Ask how role success will be determined throughout negotiations. Consider asking these questions:

  • What criteria will the company’s board of directors use to evaluate my performance?
  • What risks are board members ready to take to compete in this industry?
  • What is your optimum turnaround time?
  • Have you offered this job elsewhere? Why reject it?

Include risk in salary talks. Salary negotiations are four times more common for males than females. Always negotiate more than the original offer and leverage the position’s risk factor. Accepting the job will undoubtedly put you in a male-dominated setting. Now, you may use your unique abilities and viewpoint. Women outperform men in 11 of 12 emotional intelligence skills.

Finally, no is alright. After failing the glass cliff, many women are not asked to run another organization.

If research suggests failure and warning indicators exist, do not accept a promotion.

Glass Ceiling versus cliff

The notion of a glass cliff for women and people of color stems from the glass ceiling, a familiar professional concept. Women sometimes encounter an unseen obstacle in their jobs called the glass ceiling. It also describes comparable experiences for many individuals of color.

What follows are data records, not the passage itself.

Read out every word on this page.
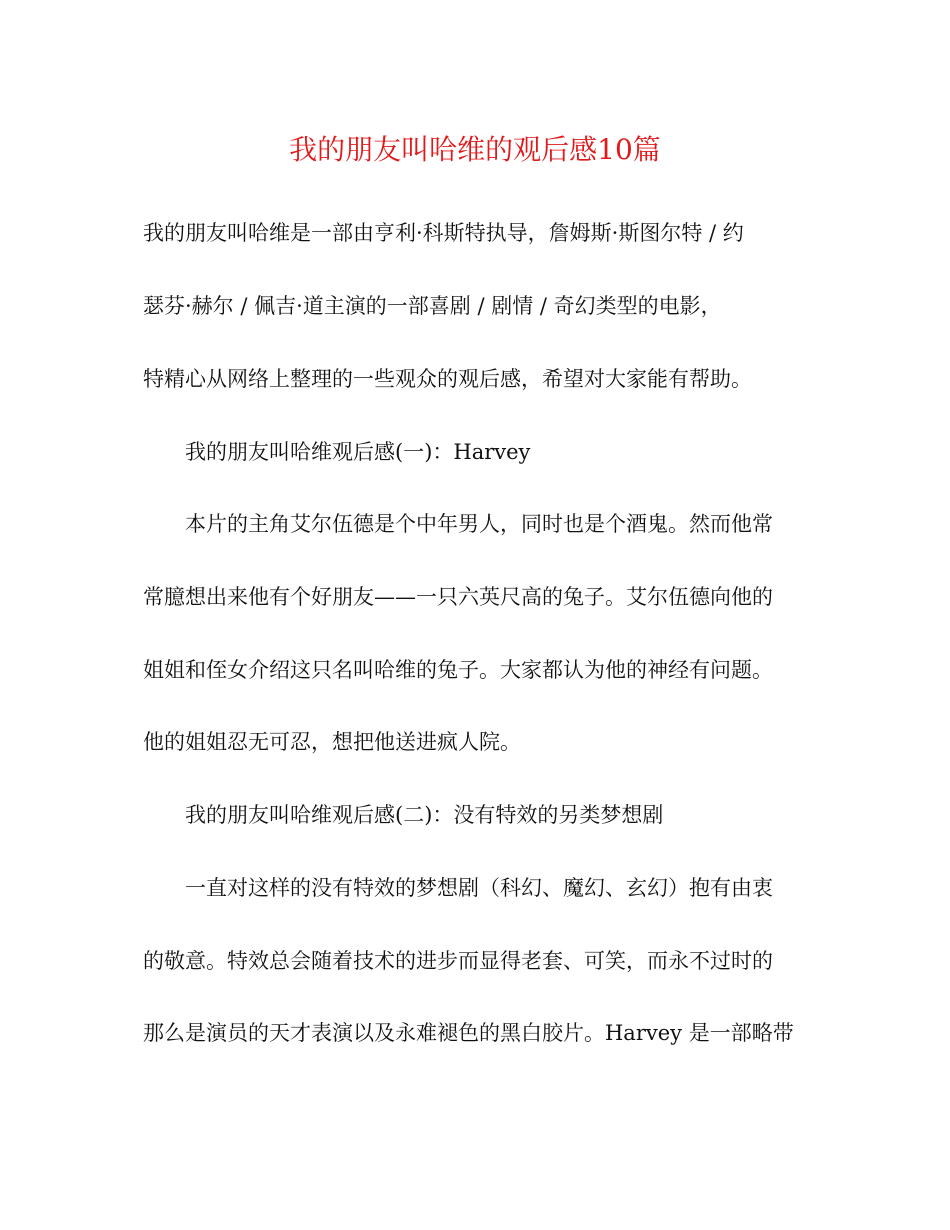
我的朋友叫哈维的观后感10篇

我的朋友叫哈维是一部由亨利·科斯特执导，詹姆斯·斯图尔特 / 约

瑟芬·赫尔 / 佩吉·道主演的一部喜剧 / 剧情 / 奇幻类型的电影，

特精心从网络上整理的一些观众的观后感，希望对大家能有帮助。

我的朋友叫哈维观后感(一)：Harvey

本片的主角艾尔伍德是个中年男人，同时也是个酒鬼。然而他常

常臆想出来他有个好朋友——一只六英尺高的兔子。艾尔伍德向他的

姐姐和侄女介绍这只名叫哈维的兔子。大家都认为他的神经有问题。

他的姐姐忍无可忍，想把他送进疯人院。

我的朋友叫哈维观后感(二)：没有特效的另类梦想剧

一直对这样的没有特效的梦想剧（科幻、魔幻、玄幻）抱有由衷

的敬意。特效总会随着技术的进步而显得老套、可笑，而永不过时的

那么是演员的天才表演以及永难褪色的黑白胶片。Harvey 是一部略带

At the 1978 New York Women’s Exposition, Marilyn Loden discussed women’s job development (or lack thereof) and coined the term “glass ceiling.”Popularized over a decade later by The Wall Street Journal. The name resurfaced when Hillary Clinton ran for president in 2008 and 2016.

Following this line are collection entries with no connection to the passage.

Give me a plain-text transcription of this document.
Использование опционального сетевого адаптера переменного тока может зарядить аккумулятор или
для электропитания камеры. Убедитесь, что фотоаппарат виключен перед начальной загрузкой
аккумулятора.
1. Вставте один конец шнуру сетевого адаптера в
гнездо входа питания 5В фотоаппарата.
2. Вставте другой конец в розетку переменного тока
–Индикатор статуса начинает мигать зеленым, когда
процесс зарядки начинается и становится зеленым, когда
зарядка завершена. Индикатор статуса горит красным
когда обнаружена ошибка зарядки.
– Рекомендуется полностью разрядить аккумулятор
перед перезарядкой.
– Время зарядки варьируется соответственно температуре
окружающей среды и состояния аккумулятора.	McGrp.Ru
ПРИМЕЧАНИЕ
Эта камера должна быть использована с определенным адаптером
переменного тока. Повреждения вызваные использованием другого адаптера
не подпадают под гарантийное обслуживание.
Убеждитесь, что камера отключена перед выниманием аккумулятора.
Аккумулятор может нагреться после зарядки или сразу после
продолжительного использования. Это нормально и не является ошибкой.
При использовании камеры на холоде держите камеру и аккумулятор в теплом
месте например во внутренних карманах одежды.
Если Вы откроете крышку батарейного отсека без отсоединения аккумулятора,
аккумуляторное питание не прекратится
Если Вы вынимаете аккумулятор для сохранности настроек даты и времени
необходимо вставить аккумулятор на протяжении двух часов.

This barrier sometimes prevents women and others from obtaining top executive or managerial positions in their firms. These jobs are male-dominated. Unspoken and unwritten prejudices limit promotion, not business regulations. Leaders who overcome prejudices and difficulties break the glass ceiling.

Glass Cliff Example

Many famous women have encountered glass cliffs.

Marissa Mayer

In 2012, Yahoo! named Marissa Mayer CEO after losing considerable market share to Google. The corporation had three CEOs in less than a year. Mayer resigned in 2017 under criticism after failing to improve the company’s course. She held the role for five years. Criticism attributed her performance to her effort, not an underperforming firm. White man Thomas McInerny replaced Mayer.

Jill Soltau

In 2018, JCPenney recruited its first female CEO. Only a few women have led Fortune 500 firms. Still, Jill Soltau was qualified after losses, shop closures, and struggles to adapt to customers’ shifting expectations in the digital age. Soltau was the president and CEO of Joann Stores and a 30-year industry veteran before taking the job.

Soltau entered a demanding industry. Experts predicted JCPenney’s bankruptcy due to its massive debt. The COVID-19 epidemic was terrible. Earlier than predicted, the firm declared bankruptcy in May 2020. Soltau resigned as CEO in December 2020.

When do women face glass cliffs?

During times of crisis or downturn, women in leadership capacities, such as corporate executives and political candidates, are more inclined to take on leadership duties than men.

What Do Companies Want From a Glass Cliff?

The glass cliff reinforces the damaging assumption that women and people of color can’t lead, maintaining the status quo. When women or minorities are elevated to leadership positions without support and fail, it is assumed they are bad leaders.

How Can Women Avoid Glass Cliffs?

Companies should ensure women and people of color in top leadership roles have the necessary resources for success. Women and minorities can reduce their risk of falling down an insurmountable glass cliff, but corporations must prevent it. To reduce unconscious prejudice, companies might offer women-specific leadership development and blind hiring.

Conclusion

  • A glass cliff is when women are elevated to top posts in specific businesses amid a crisis, setting them up for failure.
  • The word comes from the glass ceiling, an implicit constraint on women’s organizational advancement.
  • Promoting women offers employers someone to blame if they fail to turn the firm around.
  • Promoting women to senior posts helps companies maintain a progressive image, even if they fail.
  • If women fail, employers may recruit men without penalty.